Chayne looked at his watch. It was just four o'clock.
"There has been an accident," he said. "We must hurry."
CHAPTER XXIV
THE BRENVA RIDGE
The peasant was right. He _had_ seen a man waving a signal of distress on
the slopes of Mont Blanc above the great buttress. And this is how the
signal came to be waved.
An hour before Chayne and Sylvia set out from Chamonix to cross the Col
du Geant, and while it was yet quite dark, a spark glowed suddenly on an
island of rocks set in the great white waste of the Brenva glacier. The
spark was a fire lit by Pierre Delouvain. For Garratt Skinner's party had
camped upon those rocks. The morning was cold, and one by one the
porters, Garratt Skinner, and Walter Hine, gathered about the blaze.

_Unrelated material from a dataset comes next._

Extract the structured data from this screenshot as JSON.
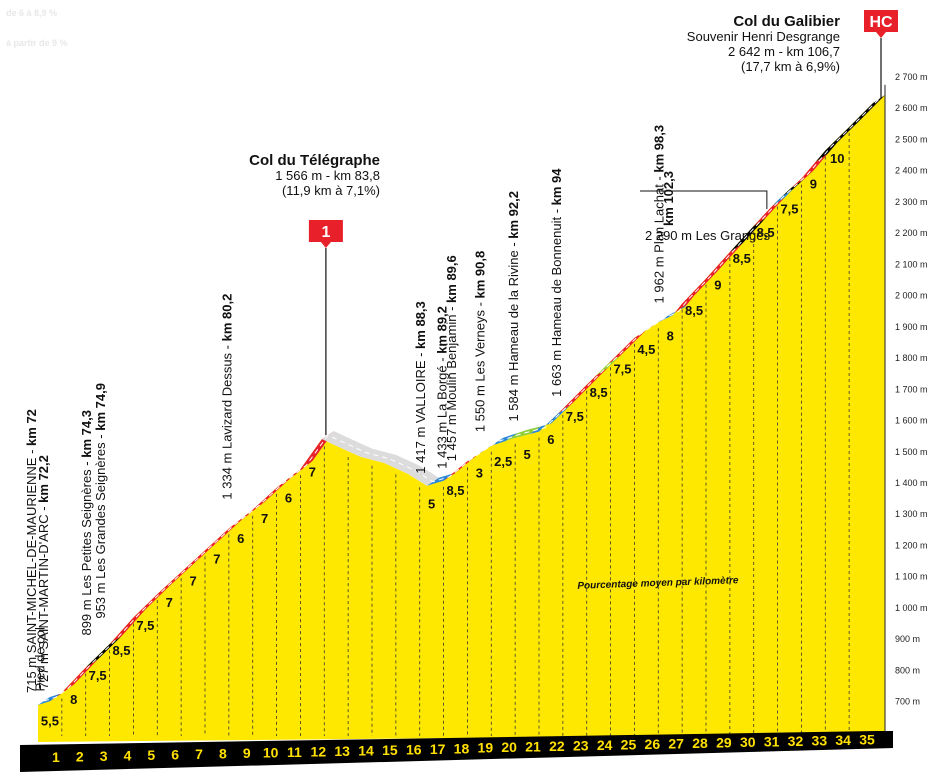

Overhead the stars glittered in a clear, dark sky. It was very still; no
sound was heard at all but the movement in the camp; even on the glacier
a thousand feet below, where all night long the avalanches had thundered,
in the frost of the early morning there was silence.
Garratt Skinner looked upward.
"We shall have a good day," he said; and then he looked quickly toward
Walter Hine. "How did you sleep, Wallie?"
"Very little. The avalanches kept me awake. Besides, I slipped and fell a
hundred times at the corner of the path," he said, with a shiver. "A
hundred times I felt emptiness beneath my feet.